Archive for April 8th, 2010
14. That God wrought works that were more fatherly for this Hebrew people, and that the more God did for them, the more they practiced their malevolence and their impiety against God (Ps. 94 [Ps. 95]).
15. That when the time appointed by the divine Majesty arrived, the Word of God, whom the Holy Scripture calls the Son of God, took human flesh in the womb of the Virgin Mary, God having willed to restore all things by his Word, just as he had made them all by his Word (John 1; Mt. L; Phil. 3 [Phil. 2J; Col. 1).
16. That this incarnate Word is the Messiah, promised to the Hebrews in the Law and in the Prophets, whom we call Christ, which is the same as Messiah or Anointed (John 3,4).
17. That upon this Word of God incarnate, upon this Son of God, upon this Christ, God placed all the iniquities, all the rebellions, and all the sins of all men, he being most innocent and free from all sin. God chastised them all in him with the same rigor as if he had committed them all, even to taking from him on the cross his life as a son of Adam and as a passible and mortal man.
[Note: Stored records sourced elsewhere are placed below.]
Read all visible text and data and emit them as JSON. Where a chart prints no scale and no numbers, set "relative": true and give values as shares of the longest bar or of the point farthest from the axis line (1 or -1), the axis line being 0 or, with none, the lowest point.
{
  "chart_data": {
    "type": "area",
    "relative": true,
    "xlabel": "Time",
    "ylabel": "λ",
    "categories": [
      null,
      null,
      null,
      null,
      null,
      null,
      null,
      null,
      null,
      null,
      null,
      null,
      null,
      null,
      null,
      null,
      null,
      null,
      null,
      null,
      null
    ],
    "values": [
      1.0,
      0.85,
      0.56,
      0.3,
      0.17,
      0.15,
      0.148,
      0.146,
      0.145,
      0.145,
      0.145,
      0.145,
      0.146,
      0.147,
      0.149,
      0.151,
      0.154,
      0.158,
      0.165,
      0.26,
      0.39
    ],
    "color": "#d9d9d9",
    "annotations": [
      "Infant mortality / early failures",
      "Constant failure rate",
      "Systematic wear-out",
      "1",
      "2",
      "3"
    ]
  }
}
God afterwards resurrected and glorified him for his obedience, giving him absolute power in heaven and on earth (1 Pet. 2; Mt. 28; Col. 1).
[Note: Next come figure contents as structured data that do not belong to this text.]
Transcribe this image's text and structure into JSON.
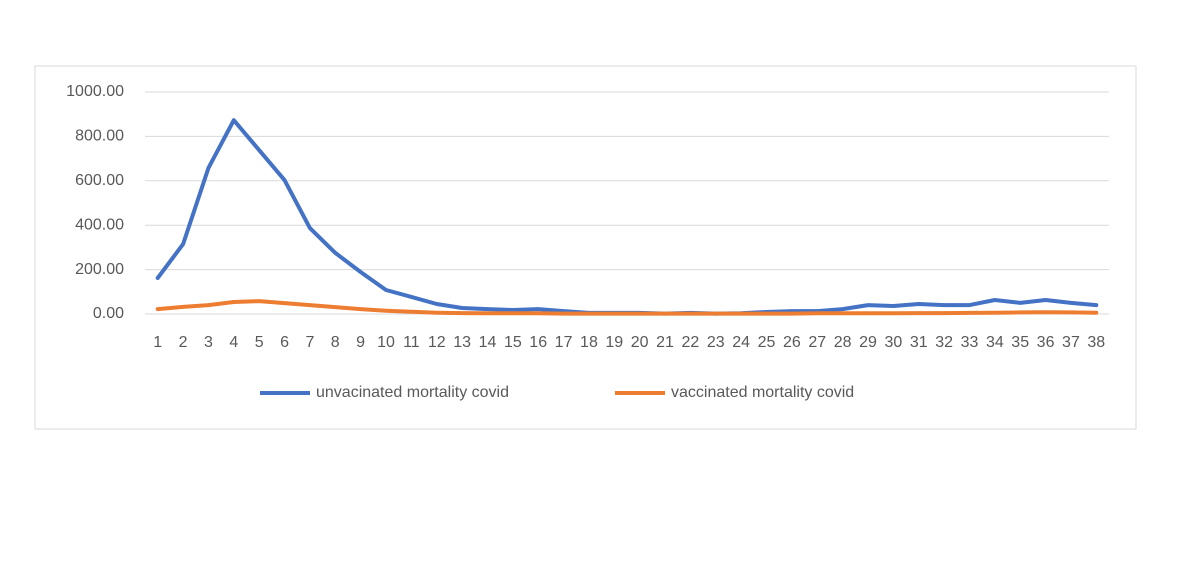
{
  "chart_data": {
    "type": "line",
    "categories": [
      "1",
      "2",
      "3",
      "4",
      "5",
      "6",
      "7",
      "8",
      "9",
      "10",
      "11",
      "12",
      "13",
      "14",
      "15",
      "16",
      "17",
      "18",
      "19",
      "20",
      "21",
      "22",
      "23",
      "24",
      "25",
      "26",
      "27",
      "28",
      "29",
      "30",
      "31",
      "32",
      "33",
      "34",
      "35",
      "36",
      "37",
      "38"
    ],
    "series": [
      {
        "name": "unvacinated mortality covid",
        "color": "#4472c4",
        "values": [
          162,
          315,
          657,
          873,
          738,
          603,
          387,
          275,
          189,
          108,
          77,
          45,
          27,
          22,
          18,
          22,
          13,
          5,
          5,
          5,
          2,
          5,
          2,
          3,
          9,
          13,
          13,
          22,
          40,
          36,
          45,
          40,
          40,
          63,
          50,
          63,
          50,
          40
        ]
      },
      {
        "name": "vaccinated mortality covid",
        "color": "#ed7d31",
        "values": [
          22,
          32,
          40,
          54,
          58,
          49,
          40,
          31,
          22,
          15,
          10,
          6,
          4,
          3,
          3,
          3,
          2,
          2,
          2,
          2,
          2,
          2,
          2,
          2,
          2,
          2,
          3,
          3,
          3,
          3,
          4,
          4,
          5,
          6,
          7,
          8,
          7,
          6
        ]
      }
    ],
    "ylim": [
      0,
      1000
    ],
    "yticks": [
      {
        "value": 0,
        "label": "0.00"
      },
      {
        "value": 200,
        "label": "200.00"
      },
      {
        "value": 400,
        "label": "400.00"
      },
      {
        "value": 600,
        "label": "600.00"
      },
      {
        "value": 800,
        "label": "800.00"
      },
      {
        "value": 1000,
        "label": "1000.00"
      }
    ],
    "grid": true,
    "legend": "bottom"
  }
}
18. That Christ, having ascended into heaven, sent the Holy Spirit upon his disciples, upon those he had elected and taken for his own while he conversed among men (Acts 1).
Juan de Valdés, The Manner which Ought to be Observed in Instructing the Children of Christians from Childhood about Religious Matters,” in Reformed Confessions of the 16th and 17th Centuries in English Translation, ed. James T. Dennison, (Grand Rapids Michigan: Reformation Heritage Books, 2008), 1:531. [underlining mine.]